Wildwest am Bahngeleise

 

Colt Express

 

Ein Zug wird überfallen

 

Was haben Robo Rally und Colt Express gemeinsam? Auf den ersten Blick gar nichts, doch weit gefehlt, der Zugplanungsmechanismus weist schon große Ähnlichkeiten auf. Doch zuerst einen Schritt zurück. Nach dem Öffnen der Schachtel und dem nachfolgenden dreißigminütigem Zusammenbau der sehr hübschen 3D- Züge und der Lokomotive haben wir ein astreines Wildwestspiel, das einen Zugüberfall zum Thema hat, vor uns.
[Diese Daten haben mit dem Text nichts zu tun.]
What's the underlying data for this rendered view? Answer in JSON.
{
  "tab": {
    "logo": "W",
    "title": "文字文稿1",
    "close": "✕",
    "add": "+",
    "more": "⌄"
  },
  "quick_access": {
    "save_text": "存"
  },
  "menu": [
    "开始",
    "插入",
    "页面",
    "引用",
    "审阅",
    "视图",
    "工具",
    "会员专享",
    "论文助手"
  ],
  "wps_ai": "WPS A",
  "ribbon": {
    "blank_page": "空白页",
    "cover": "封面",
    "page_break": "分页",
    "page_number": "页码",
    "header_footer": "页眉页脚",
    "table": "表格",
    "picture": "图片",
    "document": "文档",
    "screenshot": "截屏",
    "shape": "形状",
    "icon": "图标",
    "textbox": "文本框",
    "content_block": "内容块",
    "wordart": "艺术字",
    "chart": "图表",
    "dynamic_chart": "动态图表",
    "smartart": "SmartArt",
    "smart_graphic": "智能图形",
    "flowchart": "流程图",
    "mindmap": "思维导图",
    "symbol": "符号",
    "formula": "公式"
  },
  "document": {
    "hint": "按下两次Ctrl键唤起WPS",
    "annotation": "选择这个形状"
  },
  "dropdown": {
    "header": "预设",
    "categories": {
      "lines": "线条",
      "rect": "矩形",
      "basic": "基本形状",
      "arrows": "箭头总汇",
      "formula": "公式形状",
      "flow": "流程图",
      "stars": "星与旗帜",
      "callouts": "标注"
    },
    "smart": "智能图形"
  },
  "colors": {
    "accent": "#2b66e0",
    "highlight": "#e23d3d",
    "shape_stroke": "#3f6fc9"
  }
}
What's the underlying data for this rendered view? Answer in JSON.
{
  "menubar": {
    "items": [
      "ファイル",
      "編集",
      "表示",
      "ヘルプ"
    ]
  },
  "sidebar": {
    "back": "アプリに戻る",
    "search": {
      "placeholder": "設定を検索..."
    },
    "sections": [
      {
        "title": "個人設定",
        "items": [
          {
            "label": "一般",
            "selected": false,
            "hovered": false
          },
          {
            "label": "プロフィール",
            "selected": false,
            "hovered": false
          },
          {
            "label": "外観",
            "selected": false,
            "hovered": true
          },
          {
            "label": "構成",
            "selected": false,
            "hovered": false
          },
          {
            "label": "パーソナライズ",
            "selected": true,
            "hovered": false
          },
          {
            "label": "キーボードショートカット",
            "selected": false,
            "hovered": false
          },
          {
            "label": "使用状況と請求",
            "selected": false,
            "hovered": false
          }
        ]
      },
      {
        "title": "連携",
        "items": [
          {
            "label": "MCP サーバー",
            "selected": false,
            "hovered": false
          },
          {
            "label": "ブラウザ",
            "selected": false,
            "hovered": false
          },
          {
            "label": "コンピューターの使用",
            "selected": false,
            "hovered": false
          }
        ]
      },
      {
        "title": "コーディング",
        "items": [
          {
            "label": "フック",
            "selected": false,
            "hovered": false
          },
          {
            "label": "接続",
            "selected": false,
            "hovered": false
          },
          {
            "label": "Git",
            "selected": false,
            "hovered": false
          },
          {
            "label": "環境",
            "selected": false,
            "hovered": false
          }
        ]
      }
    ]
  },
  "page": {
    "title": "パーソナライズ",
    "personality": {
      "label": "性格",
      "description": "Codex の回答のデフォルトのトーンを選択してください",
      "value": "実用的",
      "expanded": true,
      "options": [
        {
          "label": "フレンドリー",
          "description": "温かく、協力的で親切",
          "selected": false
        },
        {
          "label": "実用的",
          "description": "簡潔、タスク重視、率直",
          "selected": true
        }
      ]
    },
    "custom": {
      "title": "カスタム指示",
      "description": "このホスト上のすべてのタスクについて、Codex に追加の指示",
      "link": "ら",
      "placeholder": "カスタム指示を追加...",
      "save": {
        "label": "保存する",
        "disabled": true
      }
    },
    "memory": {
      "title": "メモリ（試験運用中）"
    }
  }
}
Jeder der zwei bis sechs Spieler (empfehlen würde ich aber mindestens vier) sucht sich einen Banditen-Charakter (alle haben unterschiedliche Spezialfähigkeiten) aus, nimmt sich die zehn Aktionskarten seiner Farbe, sechs Patronenkarten und auch bereits ein Beuteplättchen mit Wert von 250$. Die Banditenfigur jedes Spielers wird auf dem Zug platziert. Die Lokomotive und so viele Waggons wie Spieler werden mit den jeweiligen darauf abgebildeten Beuteplättchen (Geldbeutel von 250 bis 500$ und einigen Edelsteine im Wert von 500$) bestückt. Der Marshal kommt mit einer 1000$ Geldkassette in die Lokomotive. Eine der drei Bahnhofskarten (für die letzte Runde) und vier der sieben Rundenkarten werden zufällig gezogen und bereit gelegt. Das Spiel geht somit über fünf Runden.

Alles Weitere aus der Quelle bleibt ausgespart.